More than 50 families, represented by the far-right Alliance Defending Freedom, sued Township High School District 211 in the northwest suburb of Palatine, seeking to end the policy. They sought the injunction to suspend the policy while their suit proceeds through the courts.
However, the federal judge from Chicago presiding over the case has refused to grant an injunction blocking a transgender-inclusive restroom and locker-room policy in the suburban school district.
The district had agreed in 2015 to let a transgender girl, identified only as Student A, to change in the girls’ locker room using a privacy stall. She has now graduated and the agreement has expired, but the parents want to set a precedent for the district, reports the Daily Herald, a Chicago-area newspaper.
U.S. District Judge Jorge Alonso ruled Friday that the plaintiffs, calling themselves Students and Parents for Privacy, had failed to demonstrate that allowing trans students access to facilities comporting with their gender identity had caused any harm.
“This case does not involve the forced or extreme invasions of privacy that the courts addressed in the cases cited by plaintiffs,” Alonso wrote, according to the Herald. “Further, the restrooms at issue here have privacy stalls that can be used by students seeking an additional layer of privacy, and single-use facilities are also available upon request.
Given these protections, there is no meaningful risk that a student’s unclothed body need be seen by any other person.” In a separate suit, filed in state court, a trans student is challenging the requirement for a privacy stall.

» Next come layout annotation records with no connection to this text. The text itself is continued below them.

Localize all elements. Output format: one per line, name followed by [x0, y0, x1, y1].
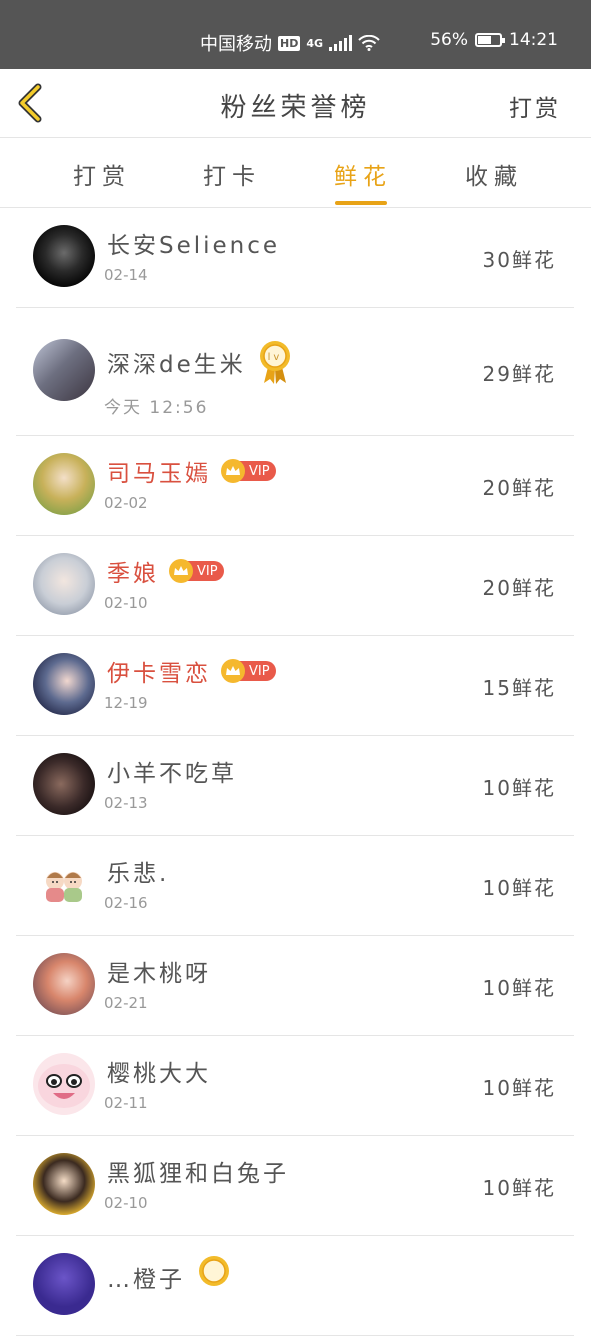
list-item[interactable]: 司马玉嫣 VIP 02-02 20鲜花	[16, 436, 574, 536]
flower-count: 30鲜花	[482, 248, 556, 272]
fan-date: 02-10	[104, 1194, 148, 1212]
flower-count: 20鲜花	[482, 476, 556, 500]
crown-icon	[221, 659, 245, 683]
flower-count: 10鲜花	[482, 776, 556, 800]
avatar[interactable]	[33, 1053, 95, 1115]
carrier-name: 中国移动	[200, 34, 272, 55]
crown-icon	[221, 459, 245, 483]
status-right: 56% 14:21	[430, 30, 558, 50]
avatar[interactable]	[33, 339, 95, 401]
app-header: 粉丝荣誉榜 打赏	[0, 69, 591, 138]
tab-label: 打卡	[203, 164, 261, 190]
fan-name: 樱桃大大	[107, 1061, 211, 1087]
flower-count: 10鲜花	[482, 1176, 556, 1200]
avatar[interactable]	[33, 653, 95, 715]
avatar[interactable]	[33, 953, 95, 1015]
tab-checkin[interactable]: 打卡	[182, 157, 282, 191]
avatar[interactable]	[33, 453, 95, 515]
list-item[interactable]: 季娘 VIP 02-10 20鲜花	[16, 536, 574, 636]
tab-label: 打赏	[73, 164, 131, 190]
vip-badge: VIP	[221, 459, 276, 483]
avatar[interactable]	[33, 1153, 95, 1215]
cartoon-avatar-image	[38, 1064, 90, 1108]
fan-date: 12-19	[104, 694, 148, 712]
active-tab-underline	[335, 201, 387, 205]
status-bar: 中国移动 HD 4G 56% 14:21	[0, 0, 591, 69]
fan-name: 司马玉嫣 VIP	[107, 454, 276, 488]
fan-date: 02-21	[104, 994, 148, 1012]
tab-bar: 打赏 打卡 鲜花 收藏	[0, 138, 591, 208]
avatar[interactable]	[33, 225, 95, 287]
fan-name: 小羊不吃草	[107, 761, 237, 787]
flower-count: 10鲜花	[482, 876, 556, 900]
svg-text:lv: lv	[267, 352, 282, 363]
fan-name: 是木桃呀	[107, 961, 211, 987]
flower-count: 10鲜花	[482, 976, 556, 1000]
fan-name: 长安Selience	[107, 233, 281, 259]
tab-flowers[interactable]: 鲜花	[313, 157, 413, 205]
list-item[interactable]: 黑狐狸和白兔子 02-10 10鲜花	[16, 1136, 574, 1236]
fan-date: 02-16	[104, 894, 148, 912]
avatar[interactable]	[33, 1253, 95, 1315]
list-item[interactable]: 小羊不吃草 02-13 10鲜花	[16, 736, 574, 836]
tab-label: 收藏	[465, 164, 523, 190]
avatar[interactable]	[33, 853, 95, 915]
level-medal-icon: lv	[259, 341, 290, 384]
crown-icon	[169, 559, 193, 583]
list-item[interactable]: 樱桃大大 02-11 10鲜花	[16, 1036, 574, 1136]
battery-icon	[475, 33, 505, 47]
signal-icon	[329, 35, 353, 51]
fan-name: 伊卡雪恋 VIP	[107, 654, 276, 688]
fan-date: 02-02	[104, 494, 148, 512]
avatar[interactable]	[33, 753, 95, 815]
fan-name: …橙子	[107, 1254, 231, 1300]
wifi-icon	[358, 35, 380, 51]
list-item[interactable]: 是木桃呀 02-21 10鲜花	[16, 936, 574, 1036]
fan-date: 02-11	[104, 1094, 148, 1112]
fan-date: 02-13	[104, 794, 148, 812]
hd-icon: HD	[278, 35, 301, 51]
cartoon-avatar-image	[46, 872, 82, 902]
fan-list: 长安Selience 02-14 30鲜花 深深de生米 lv 今天 12:56…	[16, 208, 574, 1336]
list-item[interactable]: …橙子	[16, 1236, 574, 1336]
fan-date: 02-14	[104, 266, 148, 284]
tab-reward[interactable]: 打赏	[52, 157, 152, 191]
battery-percent: 56%	[430, 30, 468, 50]
list-item[interactable]: 深深de生米 lv 今天 12:56 29鲜花	[16, 308, 574, 436]
clock: 14:21	[509, 30, 558, 50]
fan-date: 今天 12:56	[104, 398, 209, 418]
network-type: 4G	[306, 36, 324, 50]
list-item[interactable]: 乐悲. 02-16 10鲜花	[16, 836, 574, 936]
level-medal-icon	[199, 1256, 229, 1286]
avatar[interactable]	[33, 553, 95, 615]
fan-name: 季娘 VIP	[107, 554, 224, 588]
list-item[interactable]: 长安Selience 02-14 30鲜花	[16, 208, 574, 308]
vip-badge: VIP	[221, 659, 276, 683]
flower-count: 15鲜花	[482, 676, 556, 700]
page-title: 粉丝荣誉榜	[220, 93, 371, 123]
fan-name: 乐悲.	[107, 861, 170, 887]
tab-favorites[interactable]: 收藏	[444, 157, 544, 191]
list-item[interactable]: 伊卡雪恋 VIP 12-19 15鲜花	[16, 636, 574, 736]
tab-label: 鲜花	[334, 164, 392, 190]
fan-name: 黑狐狸和白兔子	[107, 1161, 289, 1187]
carrier-info: 中国移动 HD 4G	[200, 30, 380, 56]
fan-date: 02-10	[104, 594, 148, 612]
flower-count: 29鲜花	[482, 362, 556, 386]
flower-count: 20鲜花	[482, 576, 556, 600]
flower-count: 10鲜花	[482, 1076, 556, 1100]
reward-button[interactable]: 打赏	[509, 89, 561, 123]
vip-badge: VIP	[169, 559, 224, 583]
fan-name: 深深de生米 lv	[107, 339, 292, 385]
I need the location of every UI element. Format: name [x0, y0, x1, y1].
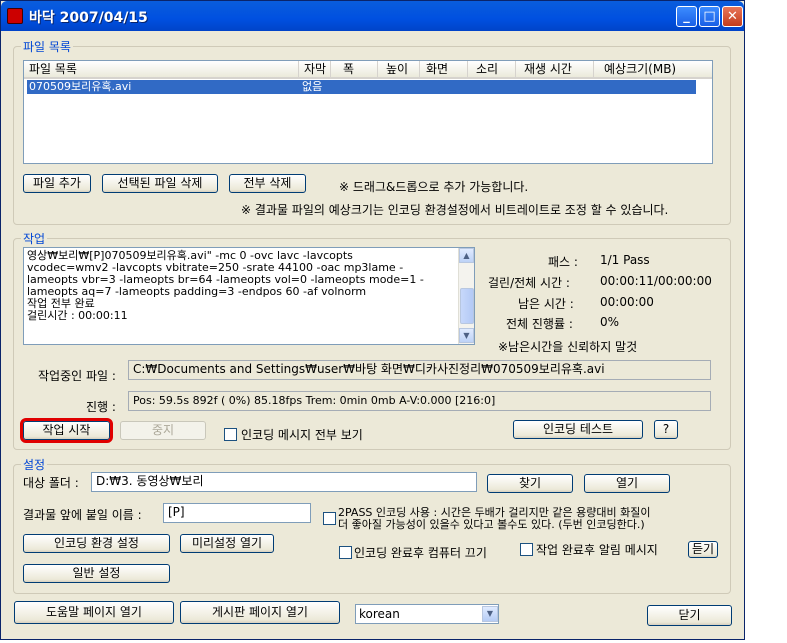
remove-all-button[interactable]: 전부 삭제: [229, 174, 306, 193]
scroll-down-icon[interactable]: ▼: [459, 328, 474, 343]
target-folder-input[interactable]: D:₩3. 동영상₩보리: [91, 472, 477, 492]
notify-checkbox[interactable]: [520, 543, 533, 556]
column-header-width[interactable]: 폭: [331, 61, 378, 79]
shutdown-checkbox[interactable]: [339, 546, 352, 559]
language-selected-value: korean: [359, 607, 400, 621]
current-file-label: 작업중인 파일 :: [38, 369, 116, 383]
show-all-messages-label: 인코딩 메시지 전부 보기: [241, 428, 363, 442]
language-select[interactable]: korean ▼: [355, 604, 499, 624]
title-bar[interactable]: 바닥 2007/04/15 _ □ ✕: [1, 1, 744, 31]
progress-label: 진행 :: [86, 400, 116, 414]
file-list[interactable]: 파일 목록 자막 폭 높이 화면 소리 재생 시간 예상크기(MB) 07050…: [23, 60, 713, 164]
help-button[interactable]: ?: [654, 420, 678, 439]
log-scrollbar[interactable]: ▲ ▼: [458, 248, 474, 344]
scroll-thumb[interactable]: [460, 288, 474, 324]
overall-progress-value: 0%: [600, 315, 620, 329]
twopass-checkbox[interactable]: [323, 512, 336, 525]
settings-group-title: 설정: [21, 456, 48, 473]
current-file-field[interactable]: C:₩Documents and Settings₩user₩바탕 화면₩디카사…: [128, 360, 711, 380]
help-page-button[interactable]: 도움말 페이지 열기: [14, 601, 174, 624]
minimize-icon[interactable]: _: [676, 6, 697, 27]
show-all-messages-checkbox[interactable]: [224, 428, 237, 441]
main-window: 바닥 2007/04/15 _ □ ✕ 파일 목록 파일 목록 자막 폭 높이 …: [0, 0, 745, 640]
pass-value: 1/1 Pass: [600, 253, 650, 267]
preset-open-button[interactable]: 미리설정 열기: [180, 534, 274, 553]
app-icon[interactable]: [7, 8, 23, 24]
row-filename: 070509보리유혹.avi: [29, 80, 132, 93]
drag-drop-note: ※ 드래그&드롭으로 추가 가능합니다.: [339, 180, 529, 194]
column-header-duration[interactable]: 재생 시간: [516, 61, 594, 79]
prefix-label: 결과물 앞에 붙일 이름 :: [23, 508, 142, 522]
column-header-filename[interactable]: 파일 목록: [24, 61, 299, 79]
notify-label: 작업 완료후 알림 메시지: [536, 543, 658, 557]
elapsed-label: 걸린/전체 시간 :: [488, 276, 570, 290]
remaining-time-note: ※남은시간을 신뢰하지 말것: [498, 340, 638, 354]
encoding-settings-button[interactable]: 인코딩 환경 설정: [23, 534, 170, 553]
file-list-group-title: 파일 목록: [21, 38, 73, 55]
maximize-icon[interactable]: □: [699, 6, 720, 27]
column-header-video[interactable]: 화면: [420, 61, 468, 79]
window-title: 바닥 2007/04/15: [29, 10, 148, 26]
encoding-test-button[interactable]: 인코딩 테스트: [513, 420, 643, 439]
browse-button[interactable]: 찾기: [487, 474, 573, 493]
log-line: 걸린시간 : 00:00:11: [27, 309, 128, 322]
remaining-label: 남은 시간 :: [518, 297, 574, 311]
elapsed-value: 00:00:11/00:00:00: [600, 274, 712, 288]
chevron-down-icon[interactable]: ▼: [482, 606, 498, 622]
add-file-button[interactable]: 파일 추가: [23, 174, 91, 193]
general-settings-button[interactable]: 일반 설정: [23, 564, 170, 583]
stop-button[interactable]: 중지: [120, 421, 206, 440]
remaining-value: 00:00:00: [600, 295, 654, 309]
progress-status-field[interactable]: Pos: 59.5s 892f ( 0%) 85.18fps Trem: 0mi…: [128, 391, 711, 411]
start-job-button[interactable]: 작업 시작: [20, 418, 113, 443]
shutdown-label: 인코딩 완료후 컴퓨터 끄기: [354, 546, 487, 560]
listen-button[interactable]: 듣기: [688, 541, 718, 558]
twopass-label-line2: 더 좋아질 가능성이 있을수 있다고 볼수도 있다. (두번 인코딩한다.): [338, 518, 645, 531]
remove-selected-button[interactable]: 선택된 파일 삭제: [102, 174, 218, 193]
close-button[interactable]: 닫기: [647, 605, 732, 626]
prefix-input[interactable]: [P]: [163, 503, 311, 523]
table-row[interactable]: 070509보리유혹.avi 없음: [27, 80, 696, 94]
encoding-log[interactable]: 영상₩보리₩[P]070509보리유혹.avi" -mc 0 -ovc lavc…: [23, 247, 475, 345]
column-header-subtitle[interactable]: 자막: [299, 61, 331, 79]
target-folder-label: 대상 폴더 :: [23, 476, 79, 490]
close-icon[interactable]: ✕: [722, 6, 743, 27]
pass-label: 패스 :: [548, 255, 578, 269]
overall-progress-label: 전체 진행률 :: [506, 317, 573, 331]
job-group-title: 작업: [21, 230, 48, 247]
column-header-height[interactable]: 높이: [378, 61, 420, 79]
board-page-button[interactable]: 게시판 페이지 열기: [180, 601, 340, 624]
column-header-estimated-size[interactable]: 예상크기(MB): [594, 61, 712, 79]
scroll-up-icon[interactable]: ▲: [459, 248, 474, 263]
open-folder-button[interactable]: 열기: [584, 474, 670, 493]
row-subtitle: 없음: [302, 80, 323, 93]
size-note: ※ 결과물 파일의 예상크기는 인코딩 환경설정에서 비트레이트로 조정 할 수…: [241, 203, 669, 217]
column-header-audio[interactable]: 소리: [468, 61, 516, 79]
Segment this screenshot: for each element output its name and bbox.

Alonso also said that laws against sex discrimination should apply to transgender and gender-variant people. Courts, he wrote, have “correctly recognized” that “federal protections against sex discrimination are substantially broader than based only on genitalia or chromosome,” according to the Associated Press.
Among those courts is the U.S. Court of Appeals for the Seventh Circuit, covering Illinois, Wisconsin, and Indiana — the court to which the plaintiffs would appeal the ruling. This was also the stance taken by President Barack Obama’s administration (leading to the 2015 agreement), although not by Donald Trump’s — but courts remain free to interpret federal law as they see fit.
Alonso’s denial of the injunction isn’t his final verdict in the case, but it does indicate how he is likely to rule. “It strongly suggests Alonso doesn’t believe the claim at the heart of the lawsuit — that the transgender policy infringes on the privacy rights of other students — has merit,” the AP reports.
Indeed, the judge noted, “Student Plaintiffs did not notice that transgender students were using restrooms consistent with their gender identity, or they knew and tolerated it for several years.”
ADF attorney Gary McCaleb said the families would continue fighting. “It’s not a defeat until the Supreme Court rules the wrong way,” he told the AP. “And I don’t think they will.”
The American Civil Liberties Union’s Illinois affiliate, which is not involved in the case, praised the ruling. “Throughout this litigation, one thing remains clear. The groups who filed this case remain unable to demonstrate any harm to their clients from sharing restrooms and locker rooms with students who they perceive as different,” John Knight, director of the LGBTQ Project for the ACLU of Illinois, told the Herald.
“The plaintiffs’ fearmongering and persistent refusal to respect the core gender of these students cannot change the simple fact that there is no legal justification for requiring District 211 to separate and stigmatize transgender students because of who they are.”